There is the woman I have been going to since I moved to Seoul who threads my face. There is the rotating staff of women who wax my bikini line. There is the hairdresser down the hill from where I live who cuts and perms my hair every five months. More rarely, there is only one woman I go to for my nails. The exfoliator scrubbed every inch of my body, dead skin flaking off like erase shavings. I pointed to the most pronounced scar on my belly and she took care to avoid that area. She flipped me on my back, either side, knees up, back on my belly, doused me in soapy water, and sat me back up 30 minutes later smooth and shiny. I am in awe always of the way women tend to each other.
As I was rinsing off for a final time, there was a second commotion.
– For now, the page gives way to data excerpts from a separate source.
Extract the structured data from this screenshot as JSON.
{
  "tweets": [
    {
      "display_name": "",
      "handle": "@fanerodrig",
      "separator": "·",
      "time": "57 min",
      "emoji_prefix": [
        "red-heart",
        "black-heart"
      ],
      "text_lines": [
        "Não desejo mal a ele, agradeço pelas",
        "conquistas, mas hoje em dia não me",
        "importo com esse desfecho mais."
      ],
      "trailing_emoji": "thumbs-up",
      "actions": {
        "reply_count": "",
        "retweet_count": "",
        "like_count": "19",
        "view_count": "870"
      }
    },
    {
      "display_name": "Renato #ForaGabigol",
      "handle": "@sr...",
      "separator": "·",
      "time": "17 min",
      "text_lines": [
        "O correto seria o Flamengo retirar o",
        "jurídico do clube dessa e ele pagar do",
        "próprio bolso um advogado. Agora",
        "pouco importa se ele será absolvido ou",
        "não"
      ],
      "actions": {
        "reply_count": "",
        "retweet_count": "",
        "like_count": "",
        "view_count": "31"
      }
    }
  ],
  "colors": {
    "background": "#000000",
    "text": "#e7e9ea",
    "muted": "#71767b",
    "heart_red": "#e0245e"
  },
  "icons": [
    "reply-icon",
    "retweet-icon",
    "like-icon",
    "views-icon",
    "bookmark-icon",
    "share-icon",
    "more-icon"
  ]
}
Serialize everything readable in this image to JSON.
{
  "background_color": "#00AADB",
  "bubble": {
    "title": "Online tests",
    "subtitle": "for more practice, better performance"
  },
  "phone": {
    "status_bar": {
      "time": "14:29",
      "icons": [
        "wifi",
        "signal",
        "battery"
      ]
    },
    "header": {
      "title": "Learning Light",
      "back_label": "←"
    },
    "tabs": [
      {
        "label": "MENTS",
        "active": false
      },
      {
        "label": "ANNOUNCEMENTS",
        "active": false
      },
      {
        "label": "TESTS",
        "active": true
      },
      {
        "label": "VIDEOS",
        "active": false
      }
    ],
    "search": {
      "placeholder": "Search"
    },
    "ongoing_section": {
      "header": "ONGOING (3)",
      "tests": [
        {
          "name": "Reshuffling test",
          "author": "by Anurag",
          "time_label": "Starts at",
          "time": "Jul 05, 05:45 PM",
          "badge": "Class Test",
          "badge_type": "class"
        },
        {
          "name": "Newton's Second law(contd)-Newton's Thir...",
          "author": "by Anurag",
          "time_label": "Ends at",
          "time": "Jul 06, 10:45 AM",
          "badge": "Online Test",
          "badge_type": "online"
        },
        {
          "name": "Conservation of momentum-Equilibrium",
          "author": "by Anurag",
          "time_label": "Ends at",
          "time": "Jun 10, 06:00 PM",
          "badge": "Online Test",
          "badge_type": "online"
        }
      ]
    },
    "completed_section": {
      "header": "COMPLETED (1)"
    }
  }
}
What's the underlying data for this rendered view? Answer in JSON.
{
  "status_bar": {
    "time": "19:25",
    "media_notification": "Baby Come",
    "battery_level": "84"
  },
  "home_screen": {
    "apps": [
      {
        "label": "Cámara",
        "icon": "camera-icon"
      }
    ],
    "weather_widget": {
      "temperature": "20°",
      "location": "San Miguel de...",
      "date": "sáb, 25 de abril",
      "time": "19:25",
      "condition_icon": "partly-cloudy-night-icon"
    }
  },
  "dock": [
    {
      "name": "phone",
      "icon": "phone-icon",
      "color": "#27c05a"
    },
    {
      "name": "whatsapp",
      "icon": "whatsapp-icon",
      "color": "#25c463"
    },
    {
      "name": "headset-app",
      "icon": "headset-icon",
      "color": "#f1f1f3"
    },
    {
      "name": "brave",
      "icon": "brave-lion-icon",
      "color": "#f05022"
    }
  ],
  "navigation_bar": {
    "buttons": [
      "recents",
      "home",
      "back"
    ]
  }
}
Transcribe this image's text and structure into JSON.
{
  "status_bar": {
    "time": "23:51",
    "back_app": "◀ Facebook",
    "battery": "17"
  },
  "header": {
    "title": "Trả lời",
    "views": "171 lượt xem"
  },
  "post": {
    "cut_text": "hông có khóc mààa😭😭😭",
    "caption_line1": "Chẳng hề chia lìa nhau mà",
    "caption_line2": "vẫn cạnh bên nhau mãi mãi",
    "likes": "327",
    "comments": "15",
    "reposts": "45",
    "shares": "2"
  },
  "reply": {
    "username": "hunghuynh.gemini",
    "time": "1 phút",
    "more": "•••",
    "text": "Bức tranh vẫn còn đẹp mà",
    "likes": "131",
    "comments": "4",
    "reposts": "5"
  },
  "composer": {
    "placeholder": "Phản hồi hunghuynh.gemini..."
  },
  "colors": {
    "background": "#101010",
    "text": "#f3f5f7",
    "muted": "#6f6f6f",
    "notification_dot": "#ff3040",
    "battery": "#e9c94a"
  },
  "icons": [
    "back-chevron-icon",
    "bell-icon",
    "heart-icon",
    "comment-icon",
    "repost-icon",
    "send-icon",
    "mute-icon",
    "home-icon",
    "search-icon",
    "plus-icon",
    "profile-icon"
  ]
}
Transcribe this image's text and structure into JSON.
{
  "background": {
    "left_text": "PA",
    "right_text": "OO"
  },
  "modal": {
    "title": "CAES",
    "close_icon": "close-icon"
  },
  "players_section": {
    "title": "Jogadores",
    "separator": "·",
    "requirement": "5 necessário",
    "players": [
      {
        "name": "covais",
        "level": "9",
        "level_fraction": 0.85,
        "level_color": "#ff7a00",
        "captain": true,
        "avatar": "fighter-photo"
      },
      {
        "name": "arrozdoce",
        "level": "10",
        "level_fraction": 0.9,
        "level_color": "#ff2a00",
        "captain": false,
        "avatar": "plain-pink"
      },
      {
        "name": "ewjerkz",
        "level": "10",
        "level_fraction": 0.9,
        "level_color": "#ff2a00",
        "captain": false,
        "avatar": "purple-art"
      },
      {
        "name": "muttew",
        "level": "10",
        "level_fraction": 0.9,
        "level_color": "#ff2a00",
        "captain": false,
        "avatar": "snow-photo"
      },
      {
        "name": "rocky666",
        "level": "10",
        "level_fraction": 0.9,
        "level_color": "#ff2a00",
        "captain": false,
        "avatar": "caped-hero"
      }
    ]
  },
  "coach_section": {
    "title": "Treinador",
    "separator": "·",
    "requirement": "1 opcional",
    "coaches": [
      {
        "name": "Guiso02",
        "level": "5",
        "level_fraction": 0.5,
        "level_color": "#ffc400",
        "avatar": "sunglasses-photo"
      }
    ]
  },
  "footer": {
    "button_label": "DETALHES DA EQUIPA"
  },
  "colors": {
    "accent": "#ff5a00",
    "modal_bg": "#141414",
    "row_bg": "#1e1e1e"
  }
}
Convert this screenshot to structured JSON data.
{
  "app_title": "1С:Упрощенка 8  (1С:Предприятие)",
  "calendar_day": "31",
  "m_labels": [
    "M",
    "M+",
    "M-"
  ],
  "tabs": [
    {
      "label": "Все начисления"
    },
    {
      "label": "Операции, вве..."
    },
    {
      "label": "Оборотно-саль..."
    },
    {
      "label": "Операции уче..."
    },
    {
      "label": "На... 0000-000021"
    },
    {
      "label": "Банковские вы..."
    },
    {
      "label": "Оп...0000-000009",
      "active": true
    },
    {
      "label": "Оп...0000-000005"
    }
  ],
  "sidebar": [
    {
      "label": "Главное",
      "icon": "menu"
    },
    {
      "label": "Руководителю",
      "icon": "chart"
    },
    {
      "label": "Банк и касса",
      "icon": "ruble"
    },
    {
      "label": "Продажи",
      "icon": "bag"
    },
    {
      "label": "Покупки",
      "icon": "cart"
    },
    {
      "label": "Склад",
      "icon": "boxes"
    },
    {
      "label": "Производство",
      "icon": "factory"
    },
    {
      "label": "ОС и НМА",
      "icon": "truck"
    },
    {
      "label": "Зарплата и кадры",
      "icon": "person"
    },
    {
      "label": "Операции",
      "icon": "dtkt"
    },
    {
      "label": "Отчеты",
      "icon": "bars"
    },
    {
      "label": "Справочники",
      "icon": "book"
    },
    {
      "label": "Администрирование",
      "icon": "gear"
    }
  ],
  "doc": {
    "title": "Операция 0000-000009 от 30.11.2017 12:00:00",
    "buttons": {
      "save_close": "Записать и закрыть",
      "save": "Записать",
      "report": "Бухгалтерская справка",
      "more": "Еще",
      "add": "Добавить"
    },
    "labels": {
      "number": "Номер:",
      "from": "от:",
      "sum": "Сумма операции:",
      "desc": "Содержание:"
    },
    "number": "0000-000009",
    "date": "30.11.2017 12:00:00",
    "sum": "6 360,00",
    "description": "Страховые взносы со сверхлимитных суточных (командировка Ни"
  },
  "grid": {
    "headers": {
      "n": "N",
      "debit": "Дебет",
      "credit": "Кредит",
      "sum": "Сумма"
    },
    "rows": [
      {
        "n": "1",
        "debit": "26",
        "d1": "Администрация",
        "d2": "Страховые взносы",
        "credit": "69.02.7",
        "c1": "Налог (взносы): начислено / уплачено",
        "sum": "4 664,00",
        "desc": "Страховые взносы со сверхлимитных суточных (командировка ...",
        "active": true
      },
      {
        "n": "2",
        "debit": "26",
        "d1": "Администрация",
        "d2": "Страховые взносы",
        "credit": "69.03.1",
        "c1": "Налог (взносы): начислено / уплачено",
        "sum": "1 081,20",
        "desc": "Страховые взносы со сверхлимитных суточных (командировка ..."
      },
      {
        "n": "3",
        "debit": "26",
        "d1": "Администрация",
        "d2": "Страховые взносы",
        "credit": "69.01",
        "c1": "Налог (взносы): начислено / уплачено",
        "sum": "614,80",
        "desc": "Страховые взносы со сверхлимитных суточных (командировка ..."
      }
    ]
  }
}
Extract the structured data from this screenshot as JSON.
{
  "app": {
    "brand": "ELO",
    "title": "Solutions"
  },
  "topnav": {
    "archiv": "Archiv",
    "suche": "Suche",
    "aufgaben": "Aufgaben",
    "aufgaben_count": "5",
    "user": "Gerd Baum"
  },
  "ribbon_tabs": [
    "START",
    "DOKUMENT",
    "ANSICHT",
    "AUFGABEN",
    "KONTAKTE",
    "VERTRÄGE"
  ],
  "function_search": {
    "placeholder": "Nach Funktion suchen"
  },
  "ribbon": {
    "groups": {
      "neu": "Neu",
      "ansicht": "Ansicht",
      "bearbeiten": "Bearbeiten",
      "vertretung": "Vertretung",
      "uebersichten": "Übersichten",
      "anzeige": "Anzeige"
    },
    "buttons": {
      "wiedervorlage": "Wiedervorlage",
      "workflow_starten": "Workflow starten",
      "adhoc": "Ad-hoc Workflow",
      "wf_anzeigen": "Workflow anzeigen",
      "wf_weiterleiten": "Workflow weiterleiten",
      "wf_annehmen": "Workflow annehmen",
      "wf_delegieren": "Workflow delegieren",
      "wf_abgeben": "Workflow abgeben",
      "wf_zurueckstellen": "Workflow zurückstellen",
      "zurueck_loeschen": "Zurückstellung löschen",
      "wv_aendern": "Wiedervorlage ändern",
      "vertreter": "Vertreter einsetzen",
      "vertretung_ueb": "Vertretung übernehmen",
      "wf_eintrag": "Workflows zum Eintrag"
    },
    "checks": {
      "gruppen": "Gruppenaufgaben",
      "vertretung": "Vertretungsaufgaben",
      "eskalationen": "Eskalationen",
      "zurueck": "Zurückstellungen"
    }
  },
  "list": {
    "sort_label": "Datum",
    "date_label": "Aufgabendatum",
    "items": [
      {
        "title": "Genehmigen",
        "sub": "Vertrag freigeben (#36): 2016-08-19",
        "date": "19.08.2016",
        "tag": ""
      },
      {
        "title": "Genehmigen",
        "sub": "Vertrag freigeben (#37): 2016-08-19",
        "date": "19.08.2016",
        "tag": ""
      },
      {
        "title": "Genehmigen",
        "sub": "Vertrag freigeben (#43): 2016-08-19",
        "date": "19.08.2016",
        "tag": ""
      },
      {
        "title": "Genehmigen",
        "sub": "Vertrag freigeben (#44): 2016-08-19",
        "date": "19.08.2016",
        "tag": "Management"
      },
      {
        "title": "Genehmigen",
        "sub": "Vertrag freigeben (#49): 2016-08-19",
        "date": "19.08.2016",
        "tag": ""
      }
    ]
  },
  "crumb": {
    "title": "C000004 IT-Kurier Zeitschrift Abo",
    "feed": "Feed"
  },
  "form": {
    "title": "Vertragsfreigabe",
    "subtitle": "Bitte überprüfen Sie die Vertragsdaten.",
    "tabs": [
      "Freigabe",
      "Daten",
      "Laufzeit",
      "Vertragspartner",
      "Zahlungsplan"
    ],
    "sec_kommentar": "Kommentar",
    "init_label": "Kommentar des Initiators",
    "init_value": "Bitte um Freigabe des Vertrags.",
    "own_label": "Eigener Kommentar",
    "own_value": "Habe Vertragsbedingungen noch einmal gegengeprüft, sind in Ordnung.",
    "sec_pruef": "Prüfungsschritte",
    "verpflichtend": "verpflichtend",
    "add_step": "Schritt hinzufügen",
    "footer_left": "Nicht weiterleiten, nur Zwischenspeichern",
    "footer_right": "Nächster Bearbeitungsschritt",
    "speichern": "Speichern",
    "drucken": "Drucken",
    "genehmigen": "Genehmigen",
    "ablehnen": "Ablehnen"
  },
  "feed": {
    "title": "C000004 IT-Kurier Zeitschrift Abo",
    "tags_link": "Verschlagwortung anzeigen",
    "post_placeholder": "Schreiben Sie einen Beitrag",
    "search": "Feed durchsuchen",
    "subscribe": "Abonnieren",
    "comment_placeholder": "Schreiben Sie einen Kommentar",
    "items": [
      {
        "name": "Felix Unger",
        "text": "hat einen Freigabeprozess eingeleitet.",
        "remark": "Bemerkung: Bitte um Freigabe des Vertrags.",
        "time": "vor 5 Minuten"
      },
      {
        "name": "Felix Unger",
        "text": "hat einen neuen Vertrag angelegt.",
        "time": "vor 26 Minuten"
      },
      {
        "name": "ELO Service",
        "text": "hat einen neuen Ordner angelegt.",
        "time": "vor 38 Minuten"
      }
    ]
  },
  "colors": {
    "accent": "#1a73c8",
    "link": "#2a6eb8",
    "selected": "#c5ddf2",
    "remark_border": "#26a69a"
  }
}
A women seated in one of the hot tubs shouts (!) across the room: "You have to clean your pussy! Do you know how dirty the pussy is!" I don't know who she was hollering at but I assume there was a woman who hadn't washed herself up to code before getting into one of the tubs.
Walking through Yongmun market, I picked up a package of rice cakes coated in black sesame powder. The street wasn't as bustling as I would have expected. The market seemed to have shrunk, maybe a terrible symptom of the pandemic. I had a bowl of noodles lathered in perilla seed oil. If I had had company, I would have also ordered a potato pancake. I ended my neighborhood excursion close to home, at the coffee shop where I buy my beans with the barista who knows exactly how I like them ground. I sat there for about 45 minutes with a hot oat milk latte and my book. I'm reading "Writers & Lovers" by Lily King. I read "Heart the Lover" first which I think might be unorthodox but I don't mind.